Fast jede Software fällt auch unter den §87 Abs. 1 Nr. 6 - also Einführung und Anwendung von technischen Einrichtungen, die dazu bestimmt (geeignet !!!)sind, das Verhalten oder die Leistung der Arbeitnehmer zu überwachen. Als BR seid ihr damit bei der Einführung voll mit im Boot und ihr könnt gegen die Einführung und Nutzung stimmen. Will der AG es doch einsetzen, muss er die Einigungsstelle anrufen. Idealerweise sollte jede Software vor der Einführung dem BR vorgestellt werden und dann nach Möglichkeit Regularien für die Nutzung festgehalten werden - damit keine Leistungs- und verhaltenskontrolle stattfindet oder Erkenntnisse aus der Nutzung Software dafür nicht genutzt werden dürfen. Datenschutz ist kein einfaches Feld - der BR kann sich auf diesem Gebiet ja auch selbst kundig machen durch Schulung. Datenerhebung muss immer zweckgebunden sein und es gilt auch die Datensparsamkeit, Zugriffsbeschränkungen und Löschfristen. Oftmals ist die Nutzung durch den §32 BDSG abgesegnet, aber nicht unbedingt.

H
Hartmut

03.12.2013 um 21:06 Uhr

Hallo Beärle, zum Datenschutz kann ich leider nicht viel sagen. Wahrscheinlich ist das ein eher unkritischer Aspekt, da ja die Daten beim AG ohnehin bekannt sind, und auch nur für interne Zwecke verwendet werden.

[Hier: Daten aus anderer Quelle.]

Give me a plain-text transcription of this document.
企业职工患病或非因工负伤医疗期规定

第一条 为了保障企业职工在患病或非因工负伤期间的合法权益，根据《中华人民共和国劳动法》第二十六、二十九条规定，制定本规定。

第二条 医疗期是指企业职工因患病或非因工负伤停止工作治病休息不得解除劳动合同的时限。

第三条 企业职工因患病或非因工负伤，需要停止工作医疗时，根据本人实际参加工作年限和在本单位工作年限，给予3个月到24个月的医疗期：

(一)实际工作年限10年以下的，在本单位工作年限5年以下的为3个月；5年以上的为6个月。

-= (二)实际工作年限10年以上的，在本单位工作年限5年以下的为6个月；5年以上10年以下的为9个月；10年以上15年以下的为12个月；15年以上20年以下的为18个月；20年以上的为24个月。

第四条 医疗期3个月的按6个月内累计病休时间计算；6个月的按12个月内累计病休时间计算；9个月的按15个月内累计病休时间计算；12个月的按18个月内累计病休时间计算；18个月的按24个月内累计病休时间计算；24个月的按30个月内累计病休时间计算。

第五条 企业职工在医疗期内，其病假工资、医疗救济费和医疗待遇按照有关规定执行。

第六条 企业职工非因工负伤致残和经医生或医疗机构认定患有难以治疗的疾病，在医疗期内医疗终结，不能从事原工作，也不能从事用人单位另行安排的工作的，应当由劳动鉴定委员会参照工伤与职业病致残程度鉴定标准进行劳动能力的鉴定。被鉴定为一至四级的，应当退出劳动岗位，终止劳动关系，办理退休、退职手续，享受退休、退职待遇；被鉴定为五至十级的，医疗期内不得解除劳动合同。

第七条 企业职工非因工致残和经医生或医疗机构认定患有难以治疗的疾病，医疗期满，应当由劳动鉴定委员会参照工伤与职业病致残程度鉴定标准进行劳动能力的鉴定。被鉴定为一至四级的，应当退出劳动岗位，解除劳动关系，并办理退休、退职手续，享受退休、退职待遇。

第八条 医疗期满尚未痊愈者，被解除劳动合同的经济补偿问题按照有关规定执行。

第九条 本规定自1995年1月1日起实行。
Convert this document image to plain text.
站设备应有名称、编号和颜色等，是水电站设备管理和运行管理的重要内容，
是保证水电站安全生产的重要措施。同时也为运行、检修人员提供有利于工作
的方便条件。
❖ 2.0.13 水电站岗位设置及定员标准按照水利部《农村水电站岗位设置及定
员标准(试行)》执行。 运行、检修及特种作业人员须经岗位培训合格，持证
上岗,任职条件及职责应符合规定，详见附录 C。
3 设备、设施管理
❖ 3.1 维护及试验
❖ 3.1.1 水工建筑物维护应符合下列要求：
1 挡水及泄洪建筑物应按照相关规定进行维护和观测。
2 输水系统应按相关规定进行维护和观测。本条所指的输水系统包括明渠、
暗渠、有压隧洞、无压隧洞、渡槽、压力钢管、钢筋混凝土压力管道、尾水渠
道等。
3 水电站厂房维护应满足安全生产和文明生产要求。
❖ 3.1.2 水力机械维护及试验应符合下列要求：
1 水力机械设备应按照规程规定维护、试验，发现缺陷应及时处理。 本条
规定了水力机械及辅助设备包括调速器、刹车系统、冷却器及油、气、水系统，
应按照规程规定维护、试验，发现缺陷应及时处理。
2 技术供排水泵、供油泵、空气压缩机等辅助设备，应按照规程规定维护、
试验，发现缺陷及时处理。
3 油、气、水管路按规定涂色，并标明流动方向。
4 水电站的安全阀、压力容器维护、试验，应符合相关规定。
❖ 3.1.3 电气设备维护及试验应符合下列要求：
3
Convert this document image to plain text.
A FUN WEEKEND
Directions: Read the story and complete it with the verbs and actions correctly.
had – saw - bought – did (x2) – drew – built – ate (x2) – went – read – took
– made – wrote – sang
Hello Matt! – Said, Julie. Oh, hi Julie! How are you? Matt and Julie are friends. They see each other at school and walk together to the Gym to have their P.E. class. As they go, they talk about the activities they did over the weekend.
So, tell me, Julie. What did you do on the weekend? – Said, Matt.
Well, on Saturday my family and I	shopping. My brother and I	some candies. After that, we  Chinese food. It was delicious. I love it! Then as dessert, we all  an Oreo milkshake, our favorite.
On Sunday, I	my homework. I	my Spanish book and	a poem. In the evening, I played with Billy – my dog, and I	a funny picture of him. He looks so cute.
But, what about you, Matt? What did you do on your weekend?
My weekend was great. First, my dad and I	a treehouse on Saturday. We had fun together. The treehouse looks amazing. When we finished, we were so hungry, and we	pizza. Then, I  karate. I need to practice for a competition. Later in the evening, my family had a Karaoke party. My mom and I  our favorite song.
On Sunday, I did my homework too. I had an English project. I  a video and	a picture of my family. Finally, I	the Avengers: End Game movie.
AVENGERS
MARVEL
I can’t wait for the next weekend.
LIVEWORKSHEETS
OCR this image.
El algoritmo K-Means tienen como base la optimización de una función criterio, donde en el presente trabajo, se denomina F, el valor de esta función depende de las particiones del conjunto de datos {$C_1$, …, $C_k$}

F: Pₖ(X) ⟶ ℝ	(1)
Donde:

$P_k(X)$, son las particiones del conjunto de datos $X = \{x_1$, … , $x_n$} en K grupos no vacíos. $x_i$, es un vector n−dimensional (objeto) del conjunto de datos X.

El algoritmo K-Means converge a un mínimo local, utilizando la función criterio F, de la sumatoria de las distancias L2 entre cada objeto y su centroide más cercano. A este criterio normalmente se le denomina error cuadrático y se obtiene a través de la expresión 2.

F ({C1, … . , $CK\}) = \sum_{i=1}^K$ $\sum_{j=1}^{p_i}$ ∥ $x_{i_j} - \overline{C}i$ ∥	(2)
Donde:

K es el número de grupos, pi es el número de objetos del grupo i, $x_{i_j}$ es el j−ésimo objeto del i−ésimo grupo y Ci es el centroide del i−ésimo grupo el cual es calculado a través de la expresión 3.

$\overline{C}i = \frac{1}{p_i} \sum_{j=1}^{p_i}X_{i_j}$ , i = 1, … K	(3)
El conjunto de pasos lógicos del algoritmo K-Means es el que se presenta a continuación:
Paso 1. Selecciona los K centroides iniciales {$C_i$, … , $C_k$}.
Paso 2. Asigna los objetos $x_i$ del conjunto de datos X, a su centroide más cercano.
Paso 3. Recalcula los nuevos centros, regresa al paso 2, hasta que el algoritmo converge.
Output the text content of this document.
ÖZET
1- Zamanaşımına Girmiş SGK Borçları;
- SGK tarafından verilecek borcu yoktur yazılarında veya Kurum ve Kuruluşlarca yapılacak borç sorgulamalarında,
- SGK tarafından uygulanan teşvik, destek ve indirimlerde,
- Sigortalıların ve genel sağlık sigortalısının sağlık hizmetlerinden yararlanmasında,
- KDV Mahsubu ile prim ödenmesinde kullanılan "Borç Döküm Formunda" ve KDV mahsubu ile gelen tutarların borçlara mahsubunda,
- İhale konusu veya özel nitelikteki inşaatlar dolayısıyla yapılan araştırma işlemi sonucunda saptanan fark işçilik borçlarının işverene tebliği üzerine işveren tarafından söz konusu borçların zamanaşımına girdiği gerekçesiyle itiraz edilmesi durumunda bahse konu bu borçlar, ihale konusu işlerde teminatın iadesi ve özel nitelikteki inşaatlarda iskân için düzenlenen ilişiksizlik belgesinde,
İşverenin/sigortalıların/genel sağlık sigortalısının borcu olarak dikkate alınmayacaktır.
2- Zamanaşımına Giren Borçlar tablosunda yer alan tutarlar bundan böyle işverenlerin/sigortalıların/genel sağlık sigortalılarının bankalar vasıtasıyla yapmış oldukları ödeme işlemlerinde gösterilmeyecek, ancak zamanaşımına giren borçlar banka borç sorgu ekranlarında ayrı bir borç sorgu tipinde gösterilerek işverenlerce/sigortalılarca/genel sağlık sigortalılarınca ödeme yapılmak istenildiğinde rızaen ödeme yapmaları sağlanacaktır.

Allerdings hat der AG mit der Einführung des Systems eure Mitbestimmung übergangen, die ihr nach §87 Abs. 1 Nr. 6 habt. Es handelt sich für mich zweifelsfrei um ein System zur Leistungskontrolle, das ist ja bei Q-Matrix-Systemen der Sinn der Sache. Und es reicht zur Mitbestimmung aus, dass ein technisches System objektiv zur Leistungs- oder Verhaltenskontrolle geeignet ist; eine tatsächliche Kontrollabsicht muss nicht bewiesen werden (s. Fitting, Däubler).

Das System könnt ihr m.E. abschalten lassen. Besser jedoch wäre es, damit nur zu drohen, um einen ganz anderen Wunsch durchzusetzen.

E
EightBall

03.12.2013 um 23:12 Uhr

Ich möchte allen BR den neuen Däubler 'Internet und Arbeitsrecht' empfehlen. Da werden solche Fragen super beantwortet.

G
gironimo

04.12.2013 um 10:32 Uhr

Ich würde an Eurer Stelle den AG auffordern, das Projekt zu stoppen und zunächst Eure Mitbestimmungsrechte zu beachten (§ 87 BetrVG).

Gleichzeitig solltet Ihr von Eurem Informationsanspruch aus dem § 80 BetrVG gebrauch machen und umfassende Informationen über die Datenbank, deren Funktion und geplante Nutzungsdetails einfordern. Für eine BV solltet Ihr aus meiner Sicht einen Sachverständigen hinzuziehen.